Ils s’installèrent dans le séjour. Il observa quelques secondes Cora qui se triturait les doigts comme une adolescente à son premier rendez-vous.
- Les enfants vont bien ?
- Oui, ils sont chez maman.
- Tu es venue avec eux ? Questionna Dean pris d’un espoir fou.
- Oui, et pour toujours. Enfin, si tu veux encore de nous.
A ces mots, l’homme bondit sur ses pieds et demanda nerveusement :
- Tu es sérieuse Cora ?
- Oui, je ne veux plus être séparée de toi. Plus jamais. Durant des années tu m’as échappé ; la première fois parce que j’étais trop jeune, la seconde tu étais marié, et la troisième fois c’est moi qui l’étais. Je t’aime Dean, et cela depuis ma plus tendre enfance.
- Oh mon Trésor moi aussi ! Je t’ai aimé dès l’instant où je t’ai vue dans ton berceau. Dès que mes parents t’ont adoptée, je t’évitais parce que j’étais jaloux de l’attention qu’ils te portaient. Mais la première fois que je t’ai vue couchée dans ton berceau, les yeux brillants de larmes, j’ai été ému. J’ai essuyé tes larmes et tu as emprisonné mon doigt dans ta petite main. Dès cet instant j’ai su que tu avais volé mon cœur. J’ai en vain lutté.
- Tu veux encore de moi Dean ?
- Quelle question ! Toute ma vie je n’ai voulu que toi, rassura Dean en s’agenouillant devant elle. Veux-tu m’épouser Cora ? Demanda Dean des larmes roulant sur ses joues.

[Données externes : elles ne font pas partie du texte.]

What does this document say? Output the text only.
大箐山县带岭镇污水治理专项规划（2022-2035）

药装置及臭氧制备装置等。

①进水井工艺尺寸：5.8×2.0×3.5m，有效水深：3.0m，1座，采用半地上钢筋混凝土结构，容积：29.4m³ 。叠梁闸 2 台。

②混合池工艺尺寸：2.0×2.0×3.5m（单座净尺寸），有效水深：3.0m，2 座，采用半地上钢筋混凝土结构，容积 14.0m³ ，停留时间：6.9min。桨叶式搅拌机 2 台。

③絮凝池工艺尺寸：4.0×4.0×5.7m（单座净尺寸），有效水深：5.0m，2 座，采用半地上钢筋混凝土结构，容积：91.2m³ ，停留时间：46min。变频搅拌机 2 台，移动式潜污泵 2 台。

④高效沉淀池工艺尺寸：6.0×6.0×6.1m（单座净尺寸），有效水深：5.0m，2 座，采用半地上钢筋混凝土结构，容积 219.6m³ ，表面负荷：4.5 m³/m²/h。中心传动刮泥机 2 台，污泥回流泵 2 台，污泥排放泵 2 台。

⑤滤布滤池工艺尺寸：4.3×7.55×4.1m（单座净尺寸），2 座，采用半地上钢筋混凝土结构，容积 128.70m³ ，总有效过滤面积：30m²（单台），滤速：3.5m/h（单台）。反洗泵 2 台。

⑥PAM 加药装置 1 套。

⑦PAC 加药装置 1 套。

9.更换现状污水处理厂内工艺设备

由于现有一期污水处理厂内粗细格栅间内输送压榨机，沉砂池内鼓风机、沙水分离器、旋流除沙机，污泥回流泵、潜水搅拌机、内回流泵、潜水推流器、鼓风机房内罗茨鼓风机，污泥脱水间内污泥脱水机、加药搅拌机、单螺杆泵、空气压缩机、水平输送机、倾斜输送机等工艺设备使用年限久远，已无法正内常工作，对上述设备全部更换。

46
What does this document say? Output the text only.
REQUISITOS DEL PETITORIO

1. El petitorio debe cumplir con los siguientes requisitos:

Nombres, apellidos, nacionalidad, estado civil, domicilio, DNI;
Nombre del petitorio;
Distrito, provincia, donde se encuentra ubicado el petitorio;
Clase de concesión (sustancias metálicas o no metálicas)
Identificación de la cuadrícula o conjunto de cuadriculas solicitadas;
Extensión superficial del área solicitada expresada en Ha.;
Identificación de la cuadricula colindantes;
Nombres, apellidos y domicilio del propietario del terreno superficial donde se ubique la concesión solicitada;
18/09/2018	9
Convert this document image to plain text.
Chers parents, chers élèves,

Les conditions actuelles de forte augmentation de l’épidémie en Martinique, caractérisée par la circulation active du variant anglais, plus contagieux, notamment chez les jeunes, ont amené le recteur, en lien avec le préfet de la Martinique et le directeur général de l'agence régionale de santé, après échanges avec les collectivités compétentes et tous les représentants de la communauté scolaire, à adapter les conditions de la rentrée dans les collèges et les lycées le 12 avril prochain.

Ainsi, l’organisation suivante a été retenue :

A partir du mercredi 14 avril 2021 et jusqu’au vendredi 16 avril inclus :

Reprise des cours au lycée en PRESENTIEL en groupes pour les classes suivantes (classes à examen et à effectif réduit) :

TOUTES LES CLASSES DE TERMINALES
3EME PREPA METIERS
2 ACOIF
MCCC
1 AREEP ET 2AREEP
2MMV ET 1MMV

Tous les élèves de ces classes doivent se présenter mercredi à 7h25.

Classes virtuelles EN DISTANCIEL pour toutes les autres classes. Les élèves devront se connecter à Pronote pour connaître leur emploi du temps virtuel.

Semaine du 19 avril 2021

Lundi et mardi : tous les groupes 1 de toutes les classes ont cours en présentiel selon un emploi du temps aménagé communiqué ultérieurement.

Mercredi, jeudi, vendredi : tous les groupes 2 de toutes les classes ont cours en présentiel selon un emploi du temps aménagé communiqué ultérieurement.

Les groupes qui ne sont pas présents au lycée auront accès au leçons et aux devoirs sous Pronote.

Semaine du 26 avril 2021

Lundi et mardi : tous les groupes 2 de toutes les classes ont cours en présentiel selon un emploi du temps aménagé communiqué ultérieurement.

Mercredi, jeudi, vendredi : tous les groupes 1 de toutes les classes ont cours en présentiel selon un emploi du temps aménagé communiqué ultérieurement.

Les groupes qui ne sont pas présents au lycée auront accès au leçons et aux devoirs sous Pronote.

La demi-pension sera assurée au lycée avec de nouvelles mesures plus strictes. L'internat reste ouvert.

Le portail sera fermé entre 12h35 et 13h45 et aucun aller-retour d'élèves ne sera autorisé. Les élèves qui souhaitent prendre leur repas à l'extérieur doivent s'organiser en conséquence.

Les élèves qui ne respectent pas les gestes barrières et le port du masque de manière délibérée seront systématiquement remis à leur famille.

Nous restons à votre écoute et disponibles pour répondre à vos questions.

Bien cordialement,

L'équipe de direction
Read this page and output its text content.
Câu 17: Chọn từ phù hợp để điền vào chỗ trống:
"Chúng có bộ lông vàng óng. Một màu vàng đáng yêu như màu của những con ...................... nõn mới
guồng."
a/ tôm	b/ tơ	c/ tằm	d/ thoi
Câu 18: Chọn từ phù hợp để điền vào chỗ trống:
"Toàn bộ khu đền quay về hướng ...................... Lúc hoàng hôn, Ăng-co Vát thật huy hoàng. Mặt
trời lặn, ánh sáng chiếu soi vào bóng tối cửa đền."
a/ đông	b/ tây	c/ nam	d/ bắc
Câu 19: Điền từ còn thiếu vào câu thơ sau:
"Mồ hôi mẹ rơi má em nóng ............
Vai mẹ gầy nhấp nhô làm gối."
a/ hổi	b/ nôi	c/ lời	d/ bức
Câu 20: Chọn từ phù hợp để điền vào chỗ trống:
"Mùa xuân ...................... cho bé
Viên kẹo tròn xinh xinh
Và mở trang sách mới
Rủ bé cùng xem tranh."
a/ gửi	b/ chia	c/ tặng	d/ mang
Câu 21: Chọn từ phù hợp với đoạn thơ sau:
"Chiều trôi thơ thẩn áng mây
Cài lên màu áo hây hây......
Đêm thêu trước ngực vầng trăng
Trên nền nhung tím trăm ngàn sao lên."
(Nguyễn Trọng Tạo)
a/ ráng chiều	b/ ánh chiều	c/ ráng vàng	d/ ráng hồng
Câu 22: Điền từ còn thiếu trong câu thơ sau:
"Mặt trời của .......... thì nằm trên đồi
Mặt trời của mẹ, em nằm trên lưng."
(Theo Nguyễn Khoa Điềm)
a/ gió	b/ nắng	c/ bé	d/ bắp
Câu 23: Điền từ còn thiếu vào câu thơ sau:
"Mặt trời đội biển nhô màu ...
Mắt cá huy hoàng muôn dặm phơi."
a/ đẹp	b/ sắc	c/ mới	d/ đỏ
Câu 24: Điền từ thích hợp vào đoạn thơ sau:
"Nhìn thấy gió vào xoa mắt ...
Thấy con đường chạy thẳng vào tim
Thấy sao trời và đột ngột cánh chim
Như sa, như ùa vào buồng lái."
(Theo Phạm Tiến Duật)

- Oui, toute ma vie j’ai attendu ce moment, répondit la jeune femme en le relevant et mêlant ses larmes aux siennes.
Ils s’enlacèrent le cœur débordé d’une joie commune, d’un même amour ardent qui les consumera tout une vie entière. Dans les bras l’un de l’autre, ils eurent l’impression d’avoir atteint le cœur d’une oasis après une longue et pénible traversée du désert.